Well Synology has just been awesome with compatibility and updates, but hitting the first signs of obsolescence. It looks like Synology systems older than June 2014 have an 8TB hard disk limit. I know, I know, that seems like lots of capacity, but it’s not well documented if you look at the Synology compatibility lists you can see this note. So beware as you buy drives.
And as always have a backup plan and run with some sort of hard drive backup. For us what we are doing is putting 10TB drives into the DS-2413+ and then migrating the smaller disks (6TB and so on) down to the older models.
I also can’t find compatibility data for Drobo but they’ve been handling up to 8TB well.

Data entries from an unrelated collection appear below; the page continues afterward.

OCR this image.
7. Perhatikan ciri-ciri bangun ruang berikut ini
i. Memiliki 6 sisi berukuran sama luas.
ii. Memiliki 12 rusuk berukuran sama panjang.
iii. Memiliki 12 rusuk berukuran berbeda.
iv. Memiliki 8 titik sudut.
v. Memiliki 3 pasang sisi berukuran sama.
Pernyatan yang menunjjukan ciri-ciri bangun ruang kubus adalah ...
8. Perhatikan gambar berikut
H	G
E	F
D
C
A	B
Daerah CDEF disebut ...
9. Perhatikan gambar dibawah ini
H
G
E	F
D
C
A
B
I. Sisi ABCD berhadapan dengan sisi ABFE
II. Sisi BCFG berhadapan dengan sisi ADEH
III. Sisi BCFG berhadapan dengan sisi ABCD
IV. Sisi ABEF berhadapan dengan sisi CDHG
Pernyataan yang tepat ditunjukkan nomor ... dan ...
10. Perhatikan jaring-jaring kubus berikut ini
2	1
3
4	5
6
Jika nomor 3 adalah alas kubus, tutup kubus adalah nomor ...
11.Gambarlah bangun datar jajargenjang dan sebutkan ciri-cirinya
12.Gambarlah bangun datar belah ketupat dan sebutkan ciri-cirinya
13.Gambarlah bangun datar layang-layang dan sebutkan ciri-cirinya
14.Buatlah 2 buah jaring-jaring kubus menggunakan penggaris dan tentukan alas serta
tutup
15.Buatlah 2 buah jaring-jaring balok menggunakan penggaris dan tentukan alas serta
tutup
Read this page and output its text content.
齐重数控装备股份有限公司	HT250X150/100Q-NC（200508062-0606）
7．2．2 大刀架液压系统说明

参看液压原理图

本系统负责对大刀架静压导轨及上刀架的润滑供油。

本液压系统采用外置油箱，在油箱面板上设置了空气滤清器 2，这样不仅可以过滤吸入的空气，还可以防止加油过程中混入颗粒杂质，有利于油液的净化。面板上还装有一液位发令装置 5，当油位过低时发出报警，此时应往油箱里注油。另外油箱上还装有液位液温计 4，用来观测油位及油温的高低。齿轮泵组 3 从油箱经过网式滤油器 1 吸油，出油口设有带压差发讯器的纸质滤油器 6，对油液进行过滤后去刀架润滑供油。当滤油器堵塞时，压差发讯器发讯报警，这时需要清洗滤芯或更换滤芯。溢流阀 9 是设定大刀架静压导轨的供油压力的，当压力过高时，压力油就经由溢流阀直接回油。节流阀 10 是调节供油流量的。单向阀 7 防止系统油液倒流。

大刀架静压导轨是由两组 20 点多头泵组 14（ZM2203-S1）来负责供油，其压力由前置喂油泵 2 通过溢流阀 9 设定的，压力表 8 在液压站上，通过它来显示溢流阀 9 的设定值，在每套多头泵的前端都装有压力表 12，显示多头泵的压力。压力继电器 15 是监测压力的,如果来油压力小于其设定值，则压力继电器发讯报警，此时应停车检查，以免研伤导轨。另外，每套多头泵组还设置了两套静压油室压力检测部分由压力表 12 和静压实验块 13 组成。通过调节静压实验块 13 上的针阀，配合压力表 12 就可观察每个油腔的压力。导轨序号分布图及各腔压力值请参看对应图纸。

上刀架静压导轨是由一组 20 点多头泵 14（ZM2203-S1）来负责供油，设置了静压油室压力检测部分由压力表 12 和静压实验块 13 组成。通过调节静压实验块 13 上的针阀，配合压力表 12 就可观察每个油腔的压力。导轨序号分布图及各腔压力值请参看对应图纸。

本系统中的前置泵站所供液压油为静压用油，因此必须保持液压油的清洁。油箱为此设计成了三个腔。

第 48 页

In terms of what drives to get here’s a reminder:
- Use a reputable vendor, when you buy from Amazon make sure you are actually getting it from them. Just bought a set and they came in hand bubble wrap as they were probably broken up from an OEM kit.
- Get a drive with a five year warranty, it may cost more, but you aren’t Backblaze, do you really really want to deal with rebuilding your array.
- Look for high ratings particularly at Newegg, the Amazon reviews are pretty useless because they combine lots of product categories and of course there are many spammers there.
Given that here are some drives to look at:
- Seagate Enterprise Capacity 512e. At $410 it’s a relative steal, with prices around $40/TB being good. This is really a 4K driver underneath but emulations 512 byte sectors, amazingly it’s right now cheaper than the Iron Wolf but has 2.5M hours MTBF and a five year warranty.
- Seagate Iron Wolf Pro. This is a NAS drive at $420 at Newegge also 7200 but has the 5 year warranty and 1.2M MTBF
- Seagate Iron Wolf. Wow these are cheap at $367 at Newegg and they are faster 7200 rpm, but only have a 3 year warranty and 1M hour MTBF, but are designed for 24/7 use.